The second imitation of Sganarelle is "Tom Essence, or the Modish Wife, a Comedy as it is acted at the Duke's Theatre, 1677. London, printed by T. M. for W. Cademan, at the Pope's Head, in the Lower Walk of the New Exchange in the Strand, 1677." This play is written by a Mr. Thomas Rawlins, printer and engraver to the Mint, under Charles the First and Second, and is founded on two French comedies—-viz., Molière's Sganarelle, and Thomas Corneille's Don César d' Avalos. The prologue is too bad to be quoted, and I doubt if it can ever have been spoken on any stage. This play is written partly in blank verse, partly in prose; though very coarse, it is, on the whole, clever and witty. Old Moneylove, a credulous fool, who has a young wife (Act ii., Scene I), reminds one at times of the senator Antonio in Otway's Venice Preserved, and is, of course, deceived by the gallant Stanley; the sayings and doings of Mrs. Moneylove, who is "what she ought not to be," and the way she tricks her husband, are very racy, perhaps too much so for the taste of the present times. I do not think any dramatist would now bring upon the stage a young lady like Theodocia, daughter of old Moneylove, reading the list about Squire Careless. Tom Essence is a seller of perfumes, a "jealous coxcomb of his wife;" and Courtly is "a sober gentleman, servant to Theodocia;" these are imitations of Sganarelle and Lelio. Loveall, "a wilde debaucht blade," and Mrs. Luce, "a widdow disguis'd, and passes for Theodocia's maid," are taken from Corneille.

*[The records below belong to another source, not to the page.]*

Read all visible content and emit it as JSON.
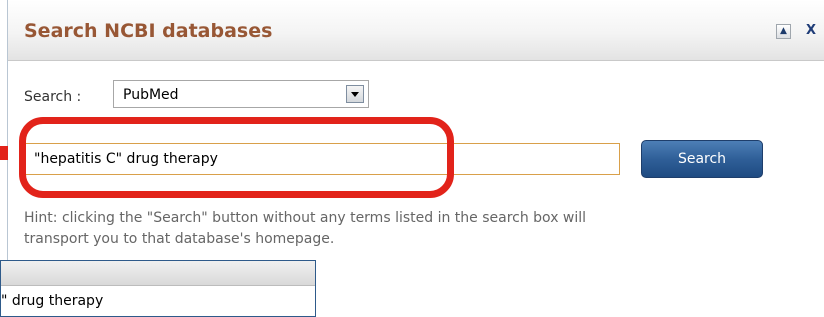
{
  "dialog": {
    "title": "Search NCBI databases",
    "collapse_icon": "triangle-up-icon",
    "close_label": "X"
  },
  "search": {
    "label": "Search :",
    "database": "PubMed",
    "query": "\"hepatitis C\" drug therapy",
    "button_label": "Search"
  },
  "hint": {
    "line1": "Hint: clicking the \"Search\" button without any terms listed in the search box will",
    "line2": "transport you to that database's homepage."
  },
  "suggestions": {
    "item": "\" drug therapy"
  },
  "colors": {
    "title": "#985735",
    "highlight": "#e2231a",
    "button": "#2f5f98"
  }
}
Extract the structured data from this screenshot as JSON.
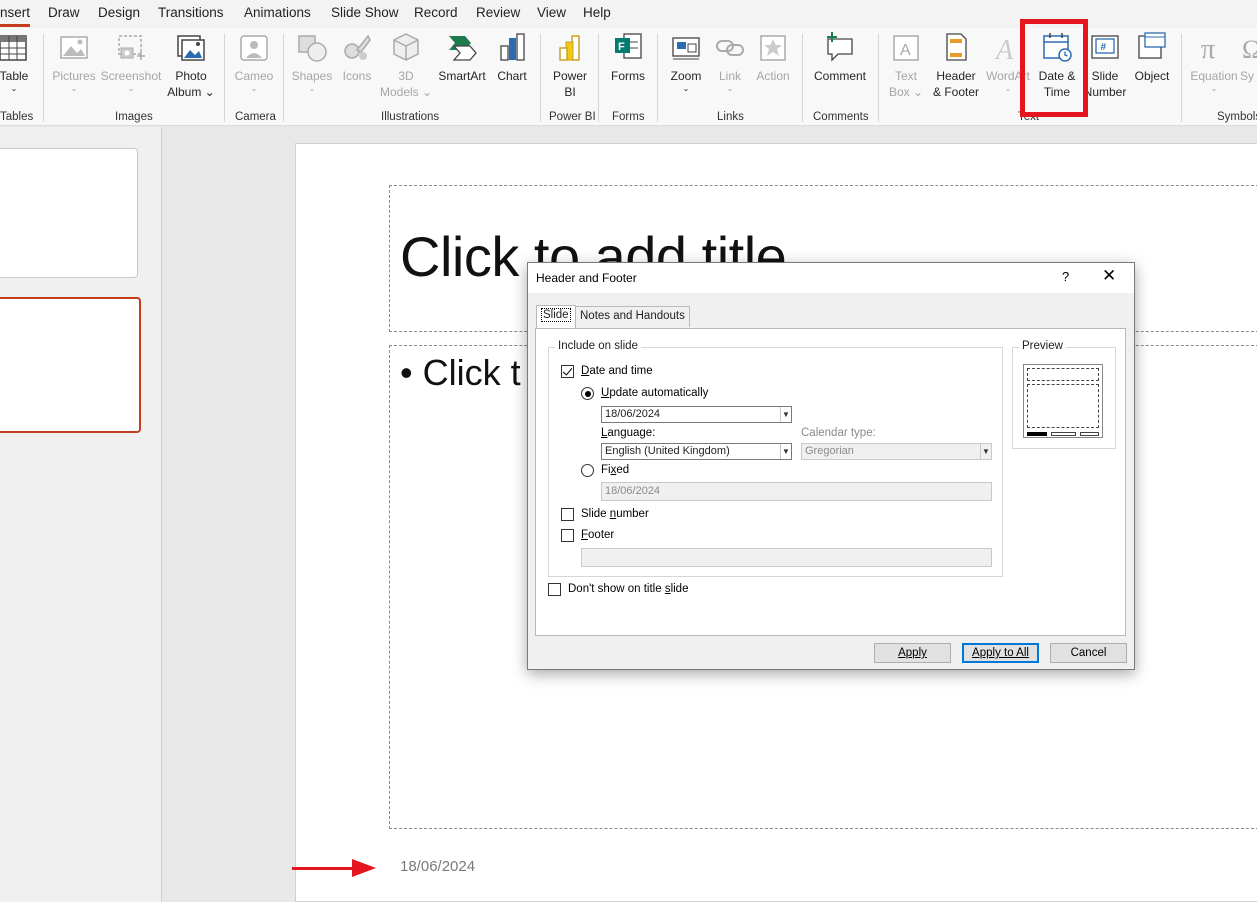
{
  "menu": {
    "tabs": [
      "nsert",
      "Draw",
      "Design",
      "Transitions",
      "Animations",
      "Slide Show",
      "Record",
      "Review",
      "View",
      "Help"
    ]
  },
  "ribbon": {
    "table": {
      "label": "Table",
      "chev": "⌄"
    },
    "pictures": {
      "label": "Pictures",
      "chev": "⌄"
    },
    "screenshot": {
      "label": "Screenshot",
      "chev": "⌄"
    },
    "photo_album": {
      "label1": "Photo",
      "label2": "Album ⌄"
    },
    "cameo": {
      "label": "Cameo",
      "chev": "⌄"
    },
    "shapes": {
      "label": "Shapes",
      "chev": "⌄"
    },
    "icons": {
      "label": "Icons"
    },
    "models3d": {
      "label1": "3D",
      "label2": "Models ⌄"
    },
    "smartart": {
      "label": "SmartArt"
    },
    "chart": {
      "label": "Chart"
    },
    "powerbi": {
      "label1": "Power",
      "label2": "BI"
    },
    "forms": {
      "label": "Forms"
    },
    "zoom": {
      "label": "Zoom",
      "chev": "⌄"
    },
    "link": {
      "label": "Link",
      "chev": "⌄"
    },
    "action": {
      "label": "Action"
    },
    "comment": {
      "label": "Comment"
    },
    "textbox": {
      "label1": "Text",
      "label2": "Box ⌄"
    },
    "header_footer": {
      "label1": "Header",
      "label2": "& Footer"
    },
    "wordart": {
      "label": "WordArt",
      "chev": "⌄"
    },
    "date_time": {
      "label1": "Date &",
      "label2": "Time"
    },
    "slide_number": {
      "label1": "Slide",
      "label2": "Number"
    },
    "object": {
      "label": "Object"
    },
    "equation": {
      "label": "Equation",
      "chev": "⌄"
    },
    "symbol": {
      "label": "Sy"
    },
    "groups": [
      "Tables",
      "Images",
      "Camera",
      "Illustrations",
      "Power BI",
      "Forms",
      "Links",
      "Comments",
      "Text",
      "Symbols"
    ]
  },
  "slide": {
    "title_placeholder": "Click to add title",
    "body_placeholder": "• Click t",
    "footer_date": "18/06/2024"
  },
  "dialog": {
    "title": "Header and Footer",
    "help": "?",
    "close": "✕",
    "tabs": [
      "Slide",
      "Notes and Handouts"
    ],
    "include_legend": "Include on slide",
    "date_and_time": {
      "label_pre": "",
      "label_u": "D",
      "label_post": "ate and time",
      "checked": true
    },
    "update_auto": {
      "label_pre": "",
      "label_u": "U",
      "label_post": "pdate automatically",
      "selected": true
    },
    "auto_date_value": "18/06/2024",
    "language_label": {
      "pre": "",
      "u": "L",
      "post": "anguage:"
    },
    "language_value": "English (United Kingdom)",
    "calendar_label": "Calendar type:",
    "calendar_value": "Gregorian",
    "fixed": {
      "label_pre": "Fi",
      "label_u": "x",
      "label_post": "ed",
      "selected": false
    },
    "fixed_value": "18/06/2024",
    "slide_number": {
      "label_pre": "Slide ",
      "label_u": "n",
      "label_post": "umber",
      "checked": false
    },
    "footer": {
      "label_pre": "",
      "label_u": "F",
      "label_post": "ooter",
      "checked": false
    },
    "footer_value": "",
    "dont_show": {
      "label_pre": "Don't show on title ",
      "label_u": "s",
      "label_post": "lide",
      "checked": false
    },
    "preview_legend": "Preview",
    "buttons": {
      "apply": "Apply",
      "apply_all": "Apply to All",
      "cancel": "Cancel"
    }
  },
  "colors": {
    "accent": "#c43e1c",
    "annotation": "#e5161f",
    "default_button": "#0078d7"
  }
}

In the epilogue, the whole of which cannot be given, Mrs, Essence speaks the following lines:
"But now methinks a Cloak-Cabal I see, Whose Prick-ears glow, whilst they their Jealousie In Essence find; but Citty-Sirs, I fear, Most of you have more cause to be severe. We yield you are the truest Character."
Nearly all the scenes imitated in this play from Molière's Sganarelle contain nothing which merits to be reproduced.
The Perplexed Couple, or Mistake upon Mistake, as it is acted at the New Theatre in Lincolns-Inn-Fields, by the Company of Comedians, acting under Letters Patent granted by King Charles the Second. London, Printed for W. Meares at the Lamb, and F. Brown, at the Black Swan without Temple Bar, 1715, is the third imitation of Molière's Sganarelle. This comedy, printed for two gentlemen, with zoological signs, was written by a Mr. Charles Molloy, who for a long time was the editor of a well-known paper, Common Sense, in defence of Tory principles. This play had little success, and deserved to have had none, for it has no merit whatever. Our author states in the prologue:—
"The injur'd Muses, who with savage Rage, Of late have often been expell'd a Tyrant Stage, Here fly for Refuge; where, secure from Harms, By you protected, shall display their Charms… No Jest profane the guilty scene deforms, That impious way of being dull he scorns; No Party Cant shall here inflame the Mind, And poison what for Pleasure was designed."